You have a typo: "the $dy$ is $\Delta x$ as it approaches 0"
Obviously you meant "dx is $\Delta x$ as it approaches 0". This doesn't make a lot of sense, though, since $\lim_{\Delta x \to 0} \Delta x$ is just zero.
Usually dx is defined as "an infinitesimally small change in x" and dy is defined in terms of f'(x) and dx. I.e., dy = f'(x) dx.

Possibly you're struggling with something that is taught at the beginning of calculus, that $\frac {dy}{dx}$ (the derivative of y with respect to x in Leibniz notation) should not be thought of as a fraction. However, following calculus, in studying differential equations, you are taught that there's no problems with treating the ratio exactly as you would an ordinary fraction.

That's not what I said ("add the integral sign"). What I said was that we can antidifferentiate both sides of the equation dy = x dx. The notation for this includes the integral sign. If you have two expressions that are equal, you can differentiate both sides to get a new equation, or you can antidifferentiate both sides to get a new equation.

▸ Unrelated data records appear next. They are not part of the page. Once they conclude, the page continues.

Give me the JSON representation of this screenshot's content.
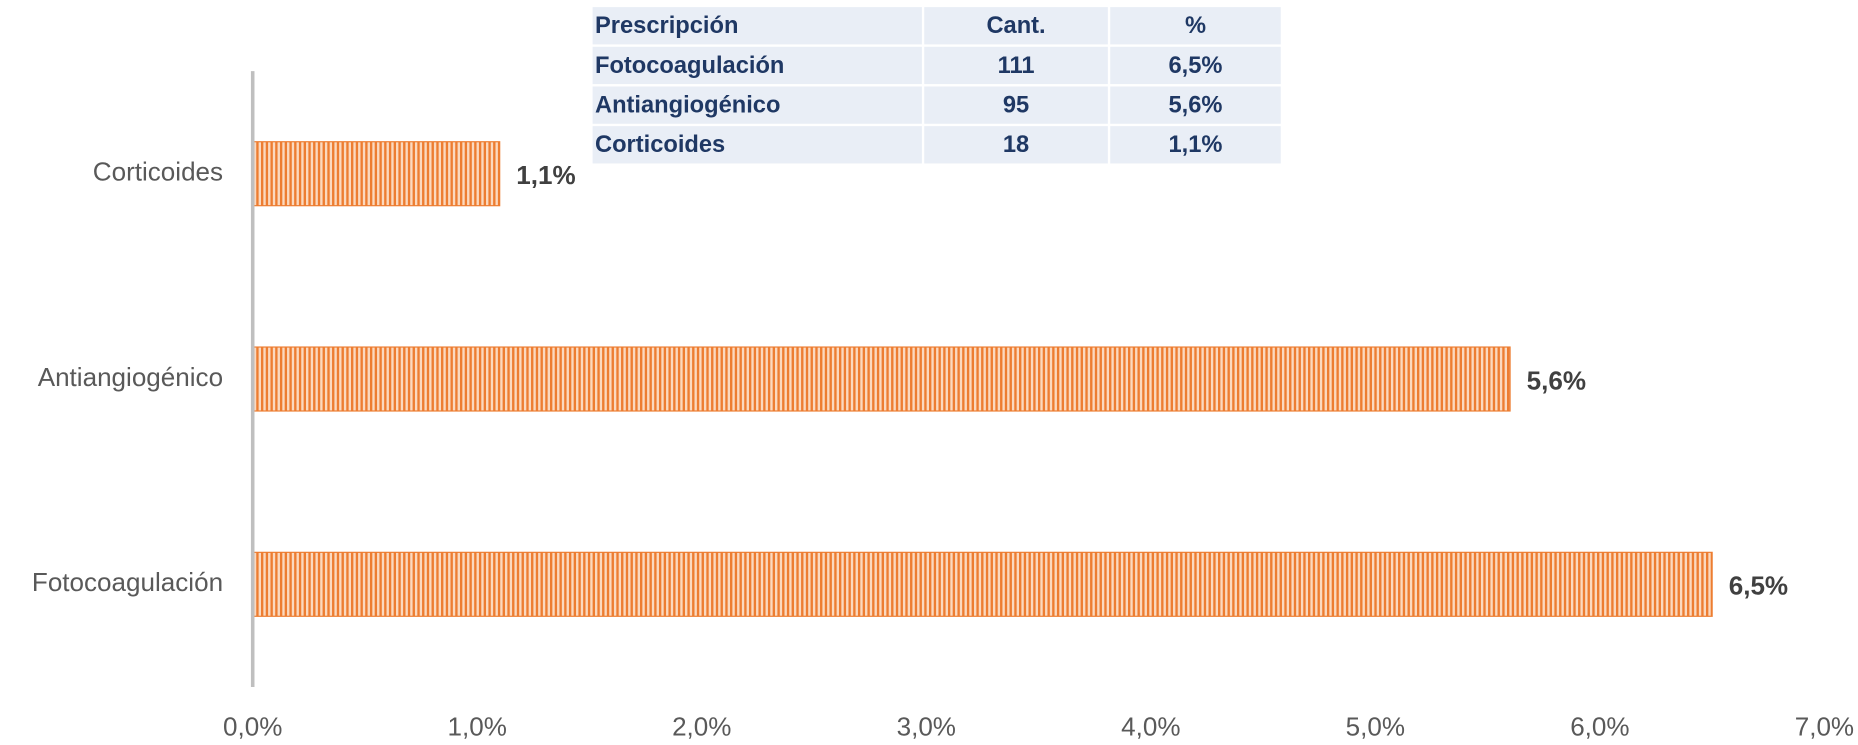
{
  "chart_data": {
    "type": "bar",
    "orientation": "horizontal",
    "categories": [
      "Fotocoagulación",
      "Antiangiogénico",
      "Corticoides"
    ],
    "values": [
      6.5,
      5.6,
      1.1
    ],
    "value_labels": [
      "6,5%",
      "5,6%",
      "1,1%"
    ],
    "color": "#ed7d31",
    "xlim": [
      0,
      7
    ],
    "xticks": [
      {
        "value": 0,
        "label": "0,0%"
      },
      {
        "value": 1,
        "label": "1,0%"
      },
      {
        "value": 2,
        "label": "2,0%"
      },
      {
        "value": 3,
        "label": "3,0%"
      },
      {
        "value": 4,
        "label": "4,0%"
      },
      {
        "value": 5,
        "label": "5,0%"
      },
      {
        "value": 6,
        "label": "6,0%"
      },
      {
        "value": 7,
        "label": "7,0%"
      }
    ],
    "grid": false
  },
  "table": {
    "header": [
      "Prescripción",
      "Cant.",
      "%"
    ],
    "rows": [
      [
        "Fotocoagulación",
        111,
        "6,5%"
      ],
      [
        "Antiangiogénico",
        95,
        "5,6%"
      ],
      [
        "Corticoides",
        18,
        "1,1%"
      ]
    ]
  }
}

Because it is suggestive of $\Delta x$ in a Riemann sum. For indefinite integrals, it serves more as notation that indicates what kind of antiderivate we want. In an indefinite integral, you aren't adding up the areas of a bunch of rectantles or other figures.
Again, this isn't how dx is defined. Think about this: what is $\lim_{h \to 0} h$? It's difficult to justify any answer other than zero.